Sklearn 中的 GMM：sklearn/mixture/_gaussian_mixture.py

Summary

首先说一下为什么想到要写一篇blog 专门分析一下GMM在sklearn中实现的源代码：

首先，我们从上面的GMM模型伪代码中，我们可以看到：模型本身非常简洁清晰。在西瓜书上，非常全面的伪代码一共不超过20行。然而在sklearn中，为了得到更好的效率，以及得到更全面的功能，sklearn实现中一共洋洋洒洒写了400+行（不算注释）Python。可见其做的优化，并不想我们直观从西瓜书上看到的那样简单。

模型主要的优化体现在 precisions matrix 以及 precision matrix 的 cholesky 分解 用法上，主要用于提高西瓜书上 (9.28) 多元高斯分布公式的计算效率。

$p(x) = \frac{1}{(2\pi)^{\frac{n}{2}} |\Sigma|^{\frac{1}{2}}} e^{-\frac{1}{2}(x-\mu)^T\Sigma^{-1}(x-\mu)} \tag{1}$

事实上，$\Sigma$ 表示的是协方差矩阵，是对称正定矩阵, 其可用逆矩阵（precision matrix）等价代换（对称正定矩阵于其逆矩阵是一对一映射关系），使用 precision matrix 可以在 test time 加速计算后验概率 (1) 式。同时，sklearn 中采用了$\log p(x)$ 的方式计算/存储后验概率.

$\log p(x) = -\frac{n}{2} * \log(2\pi) - \frac{1}{2}\log|\Sigma| - \frac{1}{2}(x-\mu)^T\Sigma^{-1}(x-\mu) \tag{2}$

对比这来看sklearn 中计算log的后验函数如下：（我们故意忽略了除了’full’ 以外的方式）

def _estimate_log_gaussian_prob(X, means, precisions_chol, covariance_type):
    """Estimate the log Gaussian probability.

    Parameters
    ----------
    X : array-like, shape (n_samples, n_features)

    means : array-like, shape (n_components, n_features)

    precisions_chol : array-like
        Cholesky decompositions of the precision matrices.
        'full' : shape of (n_components, n_features, n_features)
        'tied' : shape of (n_features, n_features)
        'diag' : shape of (n_components, n_features)
        'spherical' : shape of (n_components,)

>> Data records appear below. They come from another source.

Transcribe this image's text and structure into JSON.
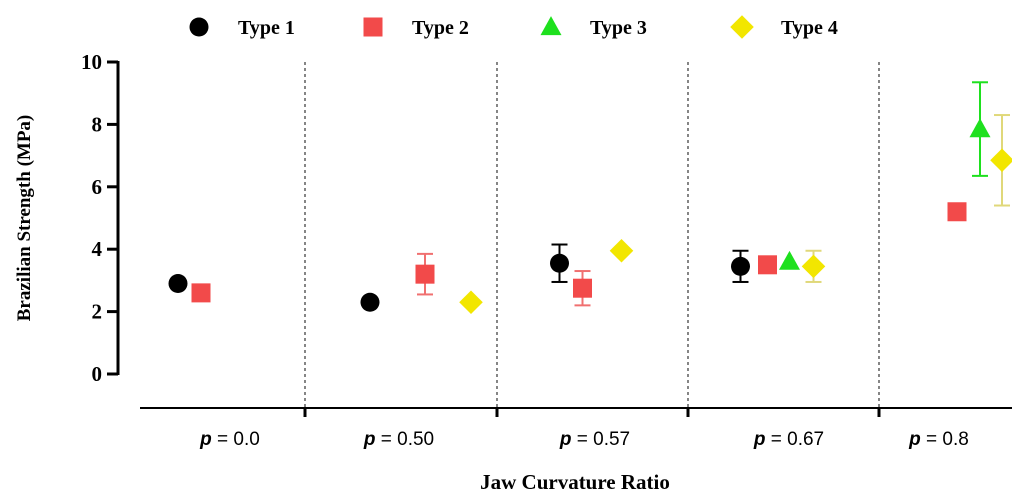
{
  "chart_data": {
    "type": "scatter",
    "title": "",
    "xlabel": "Jaw Curvature Ratio",
    "ylabel": "Brazilian  Strength (MPa)",
    "ylim": [
      0,
      10
    ],
    "yticks": [
      0,
      2,
      4,
      6,
      8,
      10
    ],
    "grid": false,
    "legend_position": "top",
    "groups": [
      {
        "prefix": "p",
        "label": " = 0.0"
      },
      {
        "prefix": "p",
        "label": " = 0.50"
      },
      {
        "prefix": "p",
        "label": " = 0.57"
      },
      {
        "prefix": "p",
        "label": " = 0.67"
      },
      {
        "prefix": "p",
        "label": " = 0.8"
      }
    ],
    "series": [
      {
        "name": "Type 1",
        "marker": "circle",
        "color": "#000000",
        "points": [
          {
            "group": 0,
            "y": 2.9,
            "err": 0
          },
          {
            "group": 1,
            "y": 2.3,
            "err": 0
          },
          {
            "group": 2,
            "y": 3.55,
            "err": 0.6
          },
          {
            "group": 3,
            "y": 3.45,
            "err": 0.5
          }
        ]
      },
      {
        "name": "Type 2",
        "marker": "square",
        "color": "#f24a4a",
        "points": [
          {
            "group": 0,
            "y": 2.6,
            "err": 0.25
          },
          {
            "group": 1,
            "y": 3.2,
            "err": 0.65
          },
          {
            "group": 2,
            "y": 2.75,
            "err": 0.55
          },
          {
            "group": 3,
            "y": 3.5,
            "err": 0
          },
          {
            "group": 4,
            "y": 5.2,
            "err": 0
          }
        ]
      },
      {
        "name": "Type 3",
        "marker": "triangle",
        "color": "#1ee01e",
        "points": [
          {
            "group": 3,
            "y": 3.6,
            "err": 0
          },
          {
            "group": 4,
            "y": 7.85,
            "err": 1.5
          }
        ]
      },
      {
        "name": "Type 4",
        "marker": "diamond",
        "color": "#f2e600",
        "points": [
          {
            "group": 1,
            "y": 2.3,
            "err": 0
          },
          {
            "group": 2,
            "y": 3.95,
            "err": 0
          },
          {
            "group": 3,
            "y": 3.45,
            "err": 0.5
          },
          {
            "group": 4,
            "y": 6.85,
            "err": 1.45
          }
        ]
      }
    ]
  }
}
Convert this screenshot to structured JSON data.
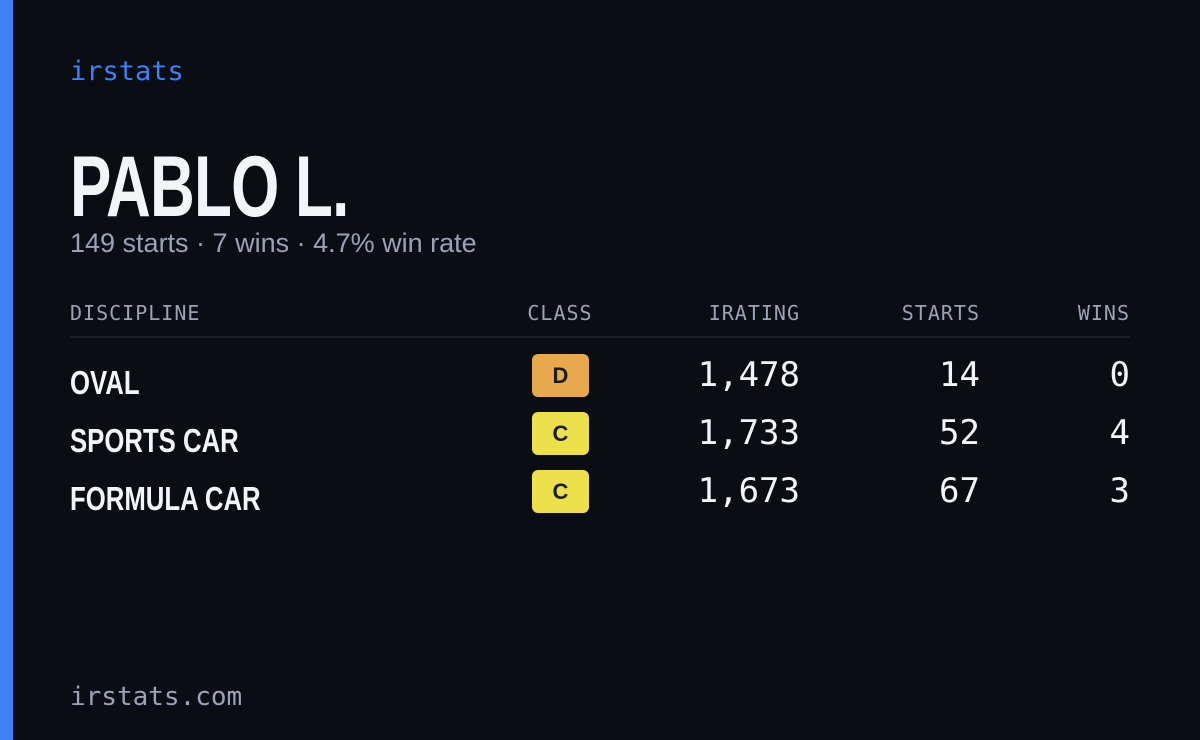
{
  "header": {
    "brand": "irstats"
  },
  "driver": {
    "name": "PABLO L.",
    "summary": "149 starts · 7 wins · 4.7% win rate"
  },
  "table": {
    "columns": [
      "DISCIPLINE",
      "CLASS",
      "IRATING",
      "STARTS",
      "WINS"
    ],
    "rows": [
      [
        "OVAL",
        "D",
        "1,478",
        "14",
        "0"
      ],
      [
        "SPORTS CAR",
        "C",
        "1,733",
        "52",
        "4"
      ],
      [
        "FORMULA CAR",
        "C",
        "1,673",
        "67",
        "3"
      ]
    ],
    "badge_colors": [
      "#e8a94c",
      "#ece04b",
      "#ece04b"
    ]
  },
  "footer": {
    "site": "irstats.com"
  }
}
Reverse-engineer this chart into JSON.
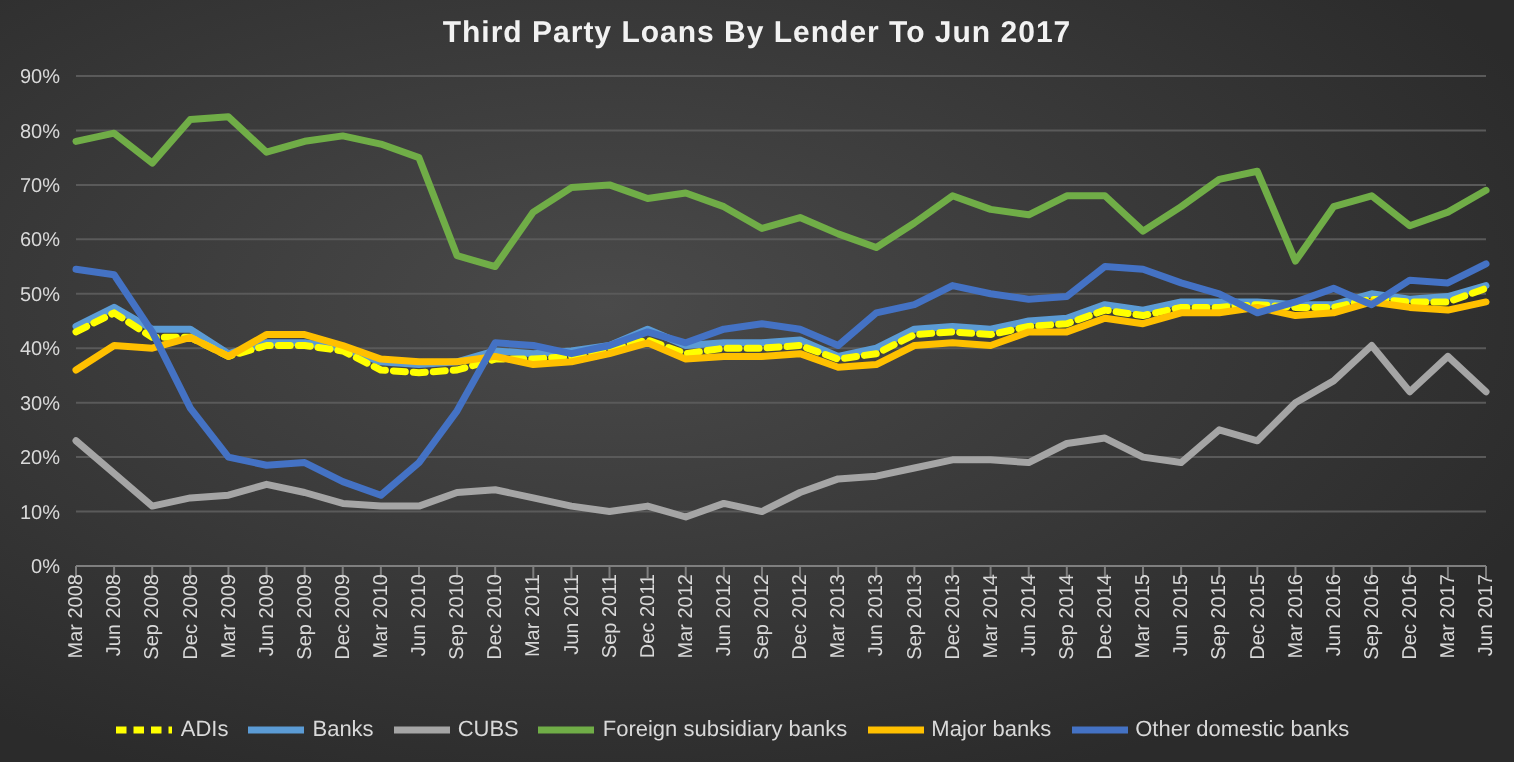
{
  "chart_data": {
    "type": "line",
    "title": "Third Party Loans By Lender To Jun 2017",
    "categories": [
      "Mar 2008",
      "Jun 2008",
      "Sep 2008",
      "Dec 2008",
      "Mar 2009",
      "Jun 2009",
      "Sep 2009",
      "Dec 2009",
      "Mar 2010",
      "Jun 2010",
      "Sep 2010",
      "Dec 2010",
      "Mar 2011",
      "Jun 2011",
      "Sep 2011",
      "Dec 2011",
      "Mar 2012",
      "Jun 2012",
      "Sep 2012",
      "Dec 2012",
      "Mar 2013",
      "Jun 2013",
      "Sep 2013",
      "Dec 2013",
      "Mar 2014",
      "Jun 2014",
      "Sep 2014",
      "Dec 2014",
      "Mar 2015",
      "Jun 2015",
      "Sep 2015",
      "Dec 2015",
      "Mar 2016",
      "Jun 2016",
      "Sep 2016",
      "Dec 2016",
      "Mar 2017",
      "Jun 2017"
    ],
    "series": [
      {
        "name": "Banks",
        "color": "#5b9bd5",
        "values": [
          44,
          47.5,
          43.5,
          43.5,
          39,
          41,
          41,
          40,
          37.5,
          37,
          37.5,
          39.5,
          39,
          39.5,
          40.5,
          43.5,
          40.5,
          41,
          41,
          41.5,
          38.5,
          40,
          43.5,
          44,
          43.5,
          45,
          45.5,
          48,
          47,
          48.5,
          48.5,
          48.5,
          48,
          48,
          50,
          49,
          49.5,
          51.5
        ]
      },
      {
        "name": "ADIs",
        "color": "#ffff00",
        "line_style": "dashed",
        "values": [
          43,
          46.5,
          42,
          42,
          38.5,
          40.5,
          40.5,
          39.5,
          36,
          35.5,
          36,
          38,
          38,
          38.5,
          40,
          41.5,
          39,
          40,
          40,
          40.5,
          38,
          39,
          42.5,
          43,
          42.5,
          44,
          44.5,
          47,
          46,
          47.5,
          47.5,
          48,
          47.5,
          47.5,
          49,
          48.5,
          48.5,
          51
        ]
      },
      {
        "name": "CUBS",
        "color": "#a5a5a5",
        "values": [
          23,
          17,
          11,
          12.5,
          13,
          15,
          13.5,
          11.5,
          11,
          11,
          13.5,
          14,
          12.5,
          11,
          10,
          11,
          9,
          11.5,
          10,
          13.5,
          16,
          16.5,
          18,
          19.5,
          19.5,
          19,
          22.5,
          23.5,
          20,
          19,
          25,
          23,
          30,
          34,
          40.5,
          32,
          38.5,
          32
        ]
      },
      {
        "name": "Major banks",
        "color": "#ffc000",
        "values": [
          36,
          40.5,
          40,
          42,
          38.5,
          42.5,
          42.5,
          40.5,
          38,
          37.5,
          37.5,
          38.5,
          37,
          37.5,
          39,
          41,
          38,
          38.5,
          38.5,
          39,
          36.5,
          37,
          40.5,
          41,
          40.5,
          43,
          43,
          45.5,
          44.5,
          46.5,
          46.5,
          47.5,
          46,
          46.5,
          48.5,
          47.5,
          47,
          48.5
        ]
      },
      {
        "name": "Other domestic banks",
        "color": "#4472c4",
        "values": [
          54.5,
          53.5,
          43,
          29,
          20,
          18.5,
          19,
          15.5,
          13,
          19,
          28.5,
          41,
          40.5,
          39,
          40.5,
          43,
          41,
          43.5,
          44.5,
          43.5,
          40.5,
          46.5,
          48,
          51.5,
          50,
          49,
          49.5,
          55,
          54.5,
          52,
          50,
          46.5,
          48.5,
          51,
          48,
          52.5,
          52,
          55.5
        ]
      },
      {
        "name": "Foreign subsidiary banks",
        "color": "#70ad47",
        "values": [
          78,
          79.5,
          74,
          82,
          82.5,
          76,
          78,
          79,
          77.5,
          75,
          57,
          55,
          65,
          69.5,
          70,
          67.5,
          68.5,
          66,
          62,
          64,
          61,
          58.5,
          63,
          68,
          65.5,
          64.5,
          68,
          68,
          61.5,
          66,
          71,
          72.5,
          56,
          66,
          68,
          62.5,
          65,
          69
        ]
      }
    ],
    "ylim": [
      0,
      90
    ],
    "yticks": [
      {
        "value": 0,
        "label": "0%"
      },
      {
        "value": 10,
        "label": "10%"
      },
      {
        "value": 20,
        "label": "20%"
      },
      {
        "value": 30,
        "label": "30%"
      },
      {
        "value": 40,
        "label": "40%"
      },
      {
        "value": 50,
        "label": "50%"
      },
      {
        "value": 60,
        "label": "60%"
      },
      {
        "value": 70,
        "label": "70%"
      },
      {
        "value": 80,
        "label": "80%"
      },
      {
        "value": 90,
        "label": "90%"
      }
    ],
    "grid": "y",
    "legend": "bottom",
    "marker": "none",
    "line_style": "solid"
  }
}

    covariance_type : {'full', 'tied', 'diag', 'spherical'}

    Returns
    -------
    log_prob : array, shape (n_samples, n_components)
    """
    n_samples, n_features = X.shape
    n_components, _ = means.shape
    # det(precision_chol) is half of det(precision)
    log_det = _compute_log_det_cholesky(
        precisions_chol, covariance_type, n_features)

    if covariance_type == 'full':
        log_prob = np.empty((n_samples, n_components))
        for k, (mu, prec_chol) in enumerate(zip(means, precisions_chol)):
            y = np.dot(X, prec_chol) - np.dot(mu, prec_chol)
            log_prob[:, k] = np.sum(np.square(y), axis=1)
    elif ...

    return -.5 * (n_features * np.log(2 * np.pi) + log_prob) + log_det

从上面函数中，我们可以看到其调用了_compute_log_det_cholesky 函数来计算 $-\frac{1}{2}\log|\Sigma|$ ,我们稍微往上一翻就找到了这个函数的定义

计算 $\frac{1}{2}\log|\Sigma|$ 的方法：(事实上，用了cholesky 分解的性质 $\Sigma = L\cdot L^T$ 则 $log|L| = \frac{1}{2}log|\Sigma|$)

def _compute_log_det_cholesky(matrix_chol, covariance_type, n_features):
    """Compute the log-det of the cholesky decomposition of matrices.

    Parameters
    ----------
    matrix_chol : array-like
        Cholesky decompositions of the matrices.
        'full' : shape of (n_components, n_features, n_features)
        'tied' : shape of (n_features, n_features)
        'diag' : shape of (n_components, n_features)
        'spherical' : shape of (n_components,)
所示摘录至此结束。